Alicia's Bible Blog
Acts 19:21-27. Paul, inspired by the Spirit, decides he will pass through Macedonia and Achaia and go back to Jerusalem and then to Rome. He sends two of his followers ahead of him to Macedonia, while he remains in Asia a bit longer. Meanwhile, a silversmith named Demetrius begins riling up his fellow craftsman whose trade depends in large part on the making and selling of statues of and shrines to the goddess Artemis. He says Paul has convinced much of Asia that "gods made with hands are not gods." Thus, their livelihood is in danger, but also "the temple of the great goddess Artemis may count for nothing, and ... she may even be deposed from her magnificence, she whom all of Asia and the world worship."

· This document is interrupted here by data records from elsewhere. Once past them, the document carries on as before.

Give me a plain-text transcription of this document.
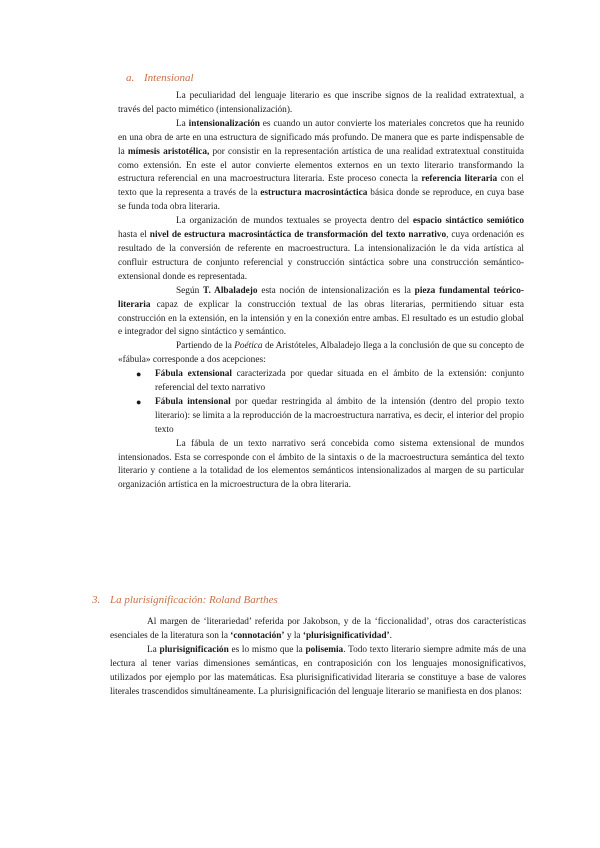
a. Intensional

La peculiaridad del lenguaje literario es que inscribe signos de la realidad extratextual, a través del pacto mimético (intensionalización).

La intensionalización es cuando un autor convierte los materiales concretos que ha reunido en una obra de arte en una estructura de significado más profundo. De manera que es parte indispensable de la mímesis aristotélica, por consistir en la representación artística de una realidad extratextual constituida como extensión. En este el autor convierte elementos externos en un texto literario transformando la estructura referencial en una macroestructura literaria. Este proceso conecta la referencia literaria con el texto que la representa a través de la estructura macrosintáctica básica donde se reproduce, en cuya base se funda toda obra literaria.

La organización de mundos textuales se proyecta dentro del espacio sintáctico semiótico hasta el nivel de estructura macrosintáctica de transformación del texto narrativo, cuya ordenación es resultado de la conversión de referente en macroestructura. La intensionalización le da vida artística al confluir estructura de conjunto referencial y construcción sintáctica sobre una construcción semántico-extensional donde es representada.

Según T. Albaladejo esta noción de intensionalización es la pieza fundamental teórico-literaria capaz de explicar la construcción textual de las obras literarias, permitiendo situar esta construcción en la extensión, en la intensión y en la conexión entre ambas. El resultado es un estudio global e integrador del signo sintáctico y semántico.

Partiendo de la Poética de Aristóteles, Albaladejo llega a la conclusión de que su concepto de «fábula» corresponde a dos acepciones:

● Fábula extensional caracterizada por quedar situada en el ámbito de la extensión: conjunto referencial del texto narrativo
● Fábula intensional por quedar restringida al ámbito de la intensión (dentro del propio texto literario): se limita a la reproducción de la macroestructura narrativa, es decir, el interior del propio texto

La fábula de un texto narrativo será concebida como sistema extensional de mundos intensionados. Esta se corresponde con el ámbito de la sintaxis o de la macroestructura semántica del texto literario y contiene a la totalidad de los elementos semánticos intensionalizados al margen de su particular organización artística en la microestructura de la obra literaria.

3. La plurisignificación: Roland Barthes

Al margen de ‘literariedad’ referida por Jakobson, y de la ‘ficcionalidad’, otras dos características esenciales de la literatura son la ‘connotación’ y la ‘plurisignificatividad’.

La plurisignificación es lo mismo que la polisemia. Todo texto literario siempre admite más de una lectura al tener varias dimensiones semánticas, en contraposición con los lenguajes monosignificativos, utilizados por ejemplo por las matemáticas. Esa plurisignificatividad literaria se constituye a base de valores literales trascendidos simultáneamente. La plurisignificación del lenguaje literario se manifiesta en dos planos:
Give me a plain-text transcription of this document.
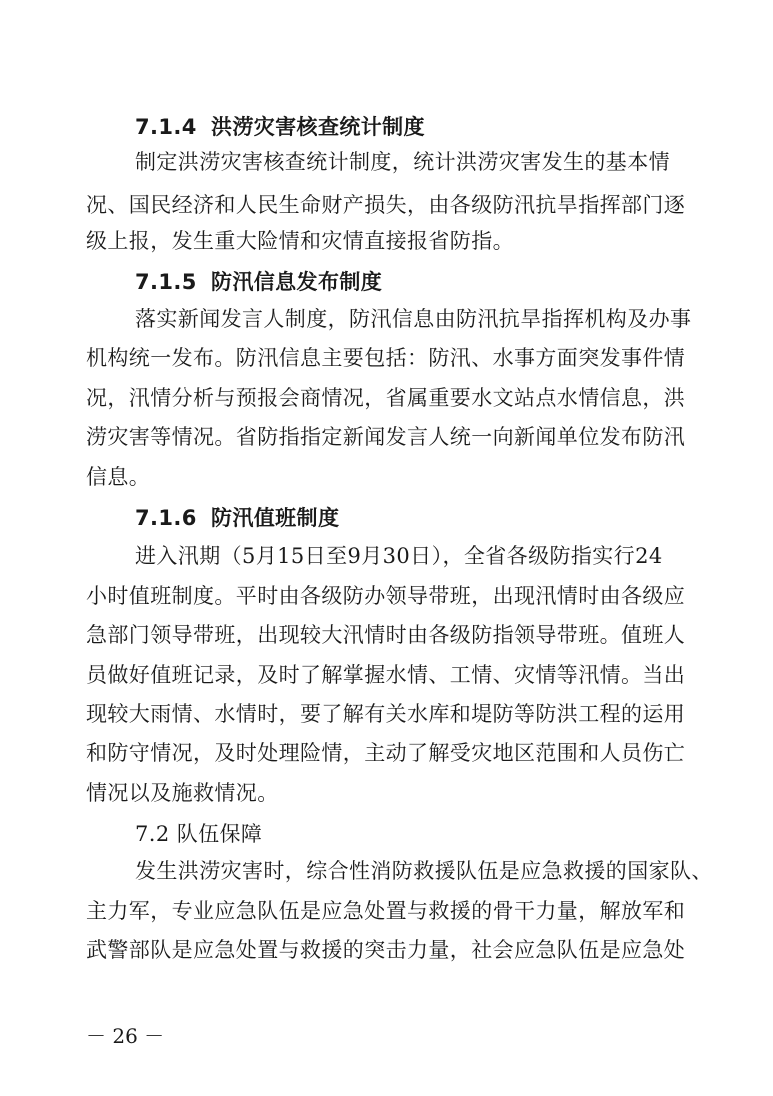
7.1.4 洪涝灾害核查统计制度
制定洪涝灾害核查统计制度，统计洪涝灾害发生的基本情
况、国民经济和人民生命财产损失，由各级防汛抗旱指挥部门逐
级上报，发生重大险情和灾情直接报省防指。
7.1.5 防汛信息发布制度
落实新闻发言人制度，防汛信息由防汛抗旱指挥机构及办事
机构统一发布。防汛信息主要包括：防汛、水事方面突发事件情
况，汛情分析与预报会商情况，省属重要水文站点水情信息，洪
涝灾害等情况。省防指指定新闻发言人统一向新闻单位发布防汛
信息。
7.1.6 防汛值班制度
进入汛期（5月15日至9月30日），全省各级防指实行24
小时值班制度。平时由各级防办领导带班，出现汛情时由各级应
急部门领导带班，出现较大汛情时由各级防指领导带班。值班人
员做好值班记录，及时了解掌握水情、工情、灾情等汛情。当出
现较大雨情、水情时，要了解有关水库和堤防等防洪工程的运用
和防守情况，及时处理险情，主动了解受灾地区范围和人员伤亡
情况以及施救情况。
7.2 队伍保障
发生洪涝灾害时，综合性消防救援队伍是应急救援的国家队、
主力军，专业应急队伍是应急处置与救援的骨干力量，解放军和
武警部队是应急处置与救援的突击力量，社会应急队伍是应急处
－ 26 －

Do we really think that Demetrius was concerned that Artemis may come to count for nothing? If the preaching of one man, Paul, could bring her to that state, she was never much of a god to begin with, was she? I think Demetrius' true concern was his pocketbook. He saw what was happening, and instead of accepting the true God's Word and adjusting his life accordingly (in which case God would have taken care of him), he chose to defend his own "god." This God, like all other false gods, will not defend him in return, it has no power to do so. Gods that require humans to make them are really just a stand-in for the gods humans want to worship - themselves, money, power, etc. They're not only powerless, they eventually leave their worshipers powerless as well.